En fait, il le fait juste par ennui.

J'ai vite sorti une pelote de laine que j'avais enroulée dans le coin de la pièce et je l'ai lancée.

« Rapporte ! »

'Pff.'

Malgré le fait que son cul trépignait déjà, Cat a soufflé comme s'il n'avait aucun intérêt pour la pelote noire qui roulait. La pelote a roulé jusqu'à la porte et s'est arrêtée. Et à cette seconde précise, Cat s'est élancé et a commencé à rouler sur le tapis, la pelote dans la gueule.

« Ouf, merci mon Dieu. »

Ayant mis le tableau à l'abri, j'ai déplacé tout le chevalet et l'ai repoussé au fond. Mes poignets palpitent, il me faut une pause. C'était aussi parce que mon bras et mon coude commençaient tous deux à me faire mal.

« Une de vos amies est arrivée, mademoiselle. »

Pile à ce moment, Theobalt est apparu avec un coup de poing.

« Une amie ? »

« Oui. C'est dame Cynthia. »

« Ah. »

Cynthia ! Est-ce que quelqu'un a déjà mordu à l'hameçon ?

J'ai jeté mon tablier à la hâte et me suis ruée vers la porte d'entrée.

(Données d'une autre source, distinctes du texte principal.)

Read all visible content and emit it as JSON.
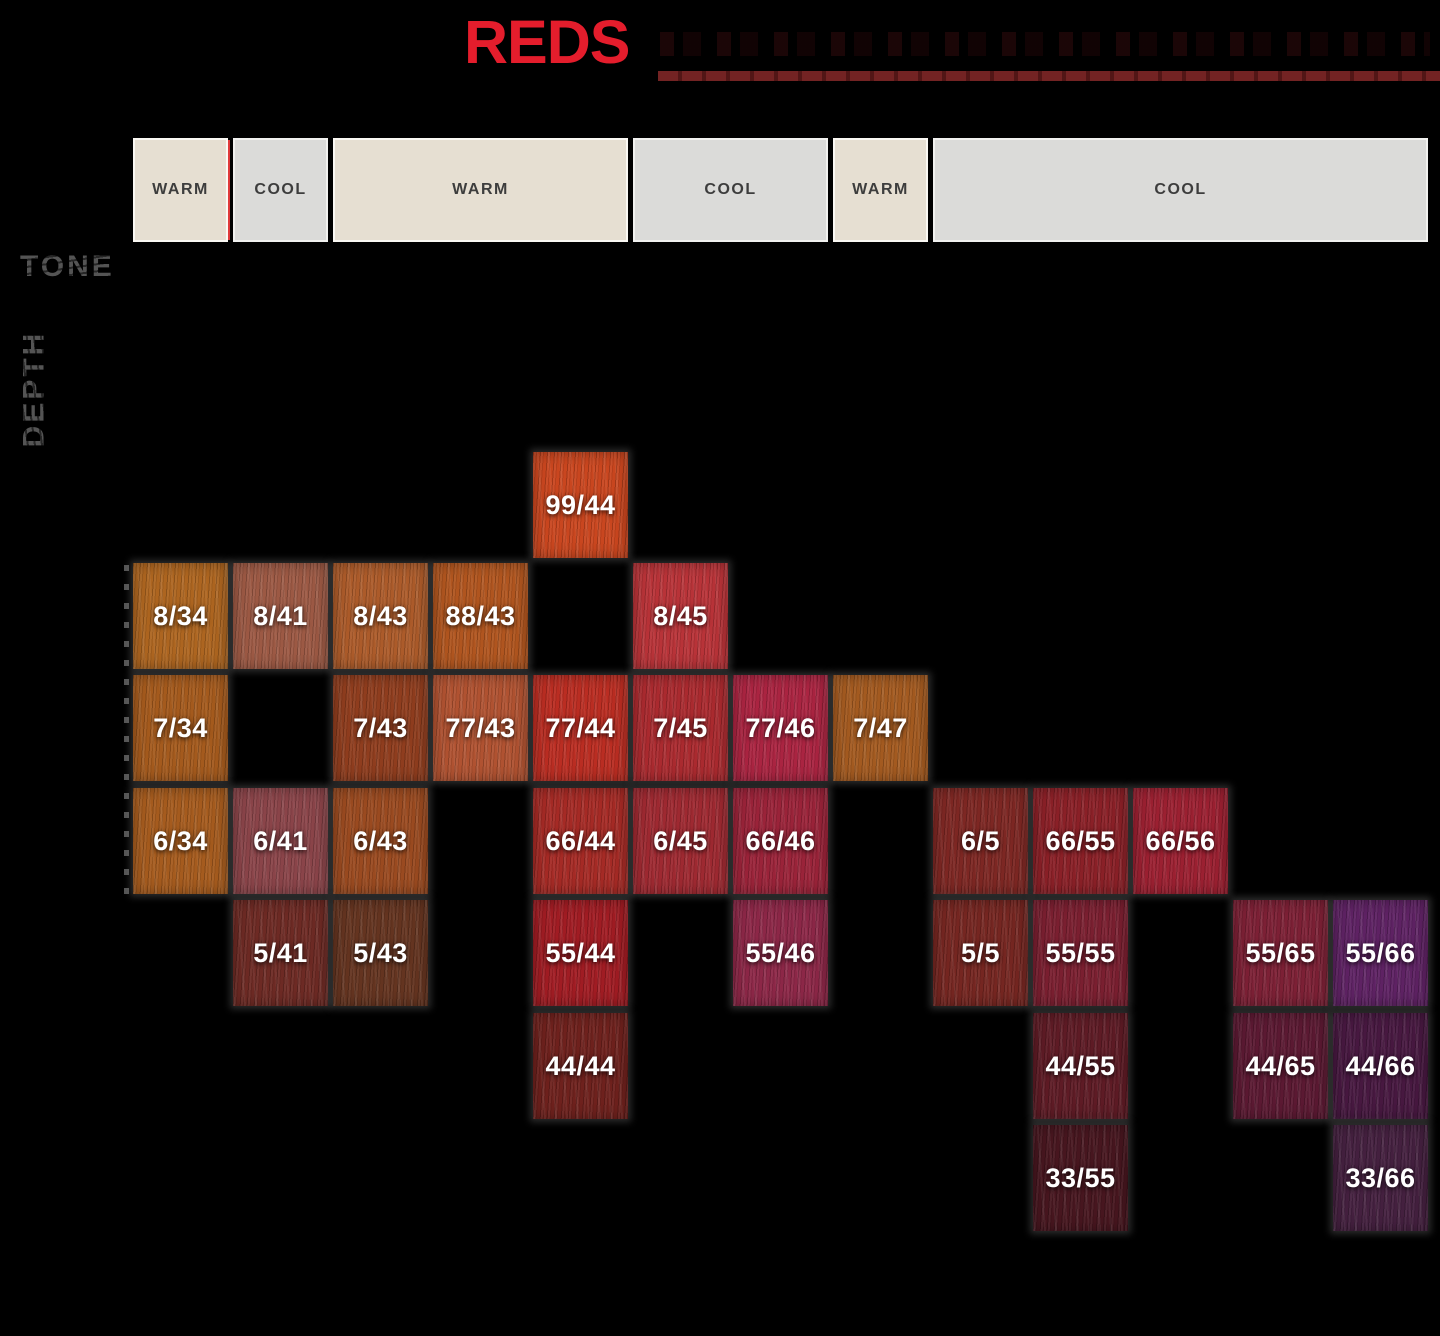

L'entrée était grande ouverte.

« On a eu un coup de fil ! »

En descendant de la voiture, Cynthia a crié de joie.

« J'ai eu un appel de l'endroit où ils sont allés, ils se sont excusés et ont dit qu'ils ne pensaient pas qu'on puisse plus louer la salle pour le défilé. »

« Où c'est ? »

« C'est la salle des mariages Lavande. »

Tous les aristocrates ne résident pas dans de somptueux domaines.

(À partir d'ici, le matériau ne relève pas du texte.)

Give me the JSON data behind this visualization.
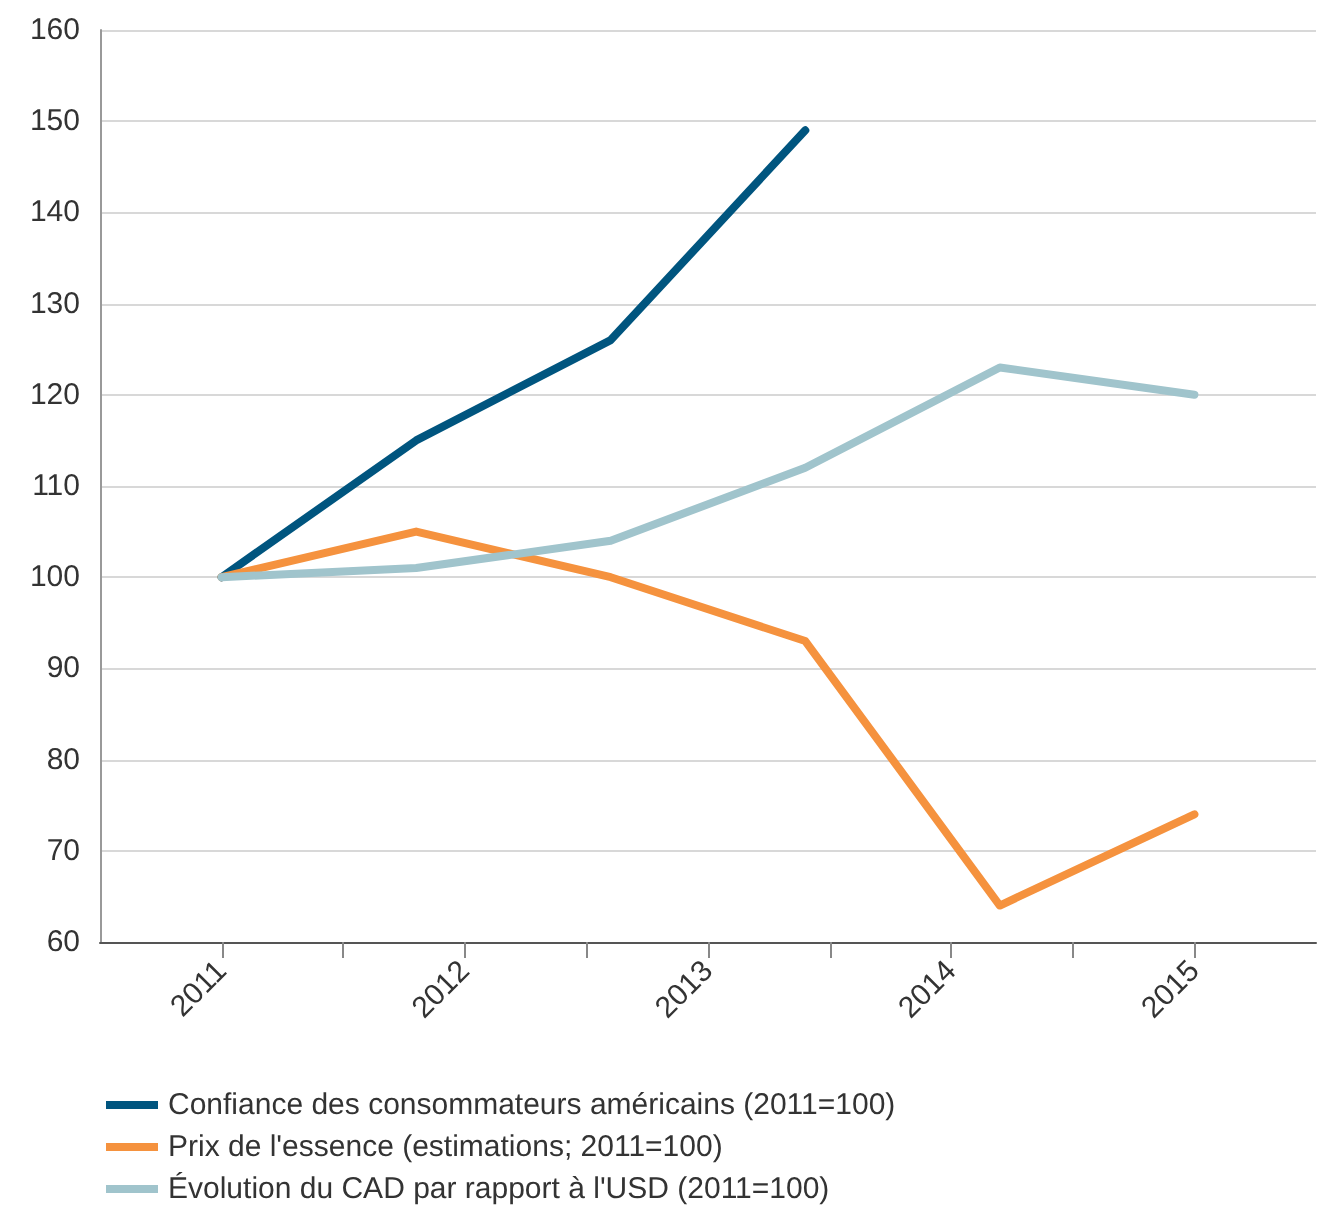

Du coup, les nobles louent souvent des salles des mariages pour leurs noces.

De plus, ceux de l'axe de la prospérité parmi les roturiers voulaient se marier dans un lieu respectable même en payant cher, alors la salle des mariages a été développée pour satisfaire ce besoin.

C'est spacieux, et c'est facile pour les mannequins de défiler, donc n'importe qui penserait que c'est bien d'y organiser un défilé de mode.

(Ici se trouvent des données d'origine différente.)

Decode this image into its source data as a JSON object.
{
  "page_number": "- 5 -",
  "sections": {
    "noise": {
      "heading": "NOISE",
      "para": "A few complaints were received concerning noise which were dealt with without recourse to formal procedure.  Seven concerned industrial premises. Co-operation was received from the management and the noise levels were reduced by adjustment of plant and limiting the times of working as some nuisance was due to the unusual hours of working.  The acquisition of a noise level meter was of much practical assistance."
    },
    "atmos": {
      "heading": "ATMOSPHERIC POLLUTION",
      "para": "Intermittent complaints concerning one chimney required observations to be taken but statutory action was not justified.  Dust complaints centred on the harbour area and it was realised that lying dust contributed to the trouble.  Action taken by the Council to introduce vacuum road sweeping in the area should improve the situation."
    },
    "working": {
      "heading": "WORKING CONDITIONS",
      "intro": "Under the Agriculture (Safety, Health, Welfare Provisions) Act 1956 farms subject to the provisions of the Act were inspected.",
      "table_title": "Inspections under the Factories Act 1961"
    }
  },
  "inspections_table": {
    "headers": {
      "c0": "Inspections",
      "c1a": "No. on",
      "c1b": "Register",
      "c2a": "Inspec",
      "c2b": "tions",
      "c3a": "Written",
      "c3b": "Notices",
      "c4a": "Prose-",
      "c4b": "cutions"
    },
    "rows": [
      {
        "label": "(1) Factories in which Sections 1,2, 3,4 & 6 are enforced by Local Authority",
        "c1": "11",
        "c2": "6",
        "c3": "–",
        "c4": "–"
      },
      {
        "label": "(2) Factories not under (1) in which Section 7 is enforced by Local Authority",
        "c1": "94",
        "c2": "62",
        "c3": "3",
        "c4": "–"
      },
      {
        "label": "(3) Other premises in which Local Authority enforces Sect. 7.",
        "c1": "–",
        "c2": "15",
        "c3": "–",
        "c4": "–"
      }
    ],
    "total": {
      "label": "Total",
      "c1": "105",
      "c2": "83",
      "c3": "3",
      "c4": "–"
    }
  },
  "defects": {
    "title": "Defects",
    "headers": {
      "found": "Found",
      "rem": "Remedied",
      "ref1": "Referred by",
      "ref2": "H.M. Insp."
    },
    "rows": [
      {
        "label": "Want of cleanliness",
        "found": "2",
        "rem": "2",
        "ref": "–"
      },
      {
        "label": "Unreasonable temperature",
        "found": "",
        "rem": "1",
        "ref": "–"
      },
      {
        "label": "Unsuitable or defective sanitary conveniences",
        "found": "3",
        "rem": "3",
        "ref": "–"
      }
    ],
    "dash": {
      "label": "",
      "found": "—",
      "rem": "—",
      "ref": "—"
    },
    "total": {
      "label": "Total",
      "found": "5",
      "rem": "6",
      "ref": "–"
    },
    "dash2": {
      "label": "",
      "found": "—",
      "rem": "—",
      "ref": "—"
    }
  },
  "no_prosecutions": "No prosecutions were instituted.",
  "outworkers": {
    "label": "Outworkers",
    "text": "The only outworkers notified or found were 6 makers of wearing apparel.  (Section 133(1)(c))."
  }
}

Comme notre offre était pour la publicité, il n'y avait aucune raison de la refuser.

Raziana est descendue derrière Cynthia.

Raziana rougissait aussi, comme un peu excitée.

« Le musée a aussi exprimé son désaccord, mais c'est compréhensible vu que c'est un musée. En plus, dès que je les ai informés du défilé, ils ont fait part de leur opposition. Par contre, la salle des mariages, c'est l'opposé total. »

« Au début, ils ont dit que c'était bien, que c'était vraiment bien, mais tout à coup, ils ont changé d'avis comme on retourne la main ! »

Cynthia a crié en serrant ses mains l'une contre l'autre.

Comme une détective qui vient d'appréhender un criminel, ses yeux pétillent.

« Alors il y a de quoi douter. »

« Non ? »

« Oui, alors allons tout de suite à la boutique. »

J'ai pris une voiture aujourd'hui encore, les chevaliers me suivant comme des ombres.

Il est maintenant temps de mettre un terme à cette série d'événements.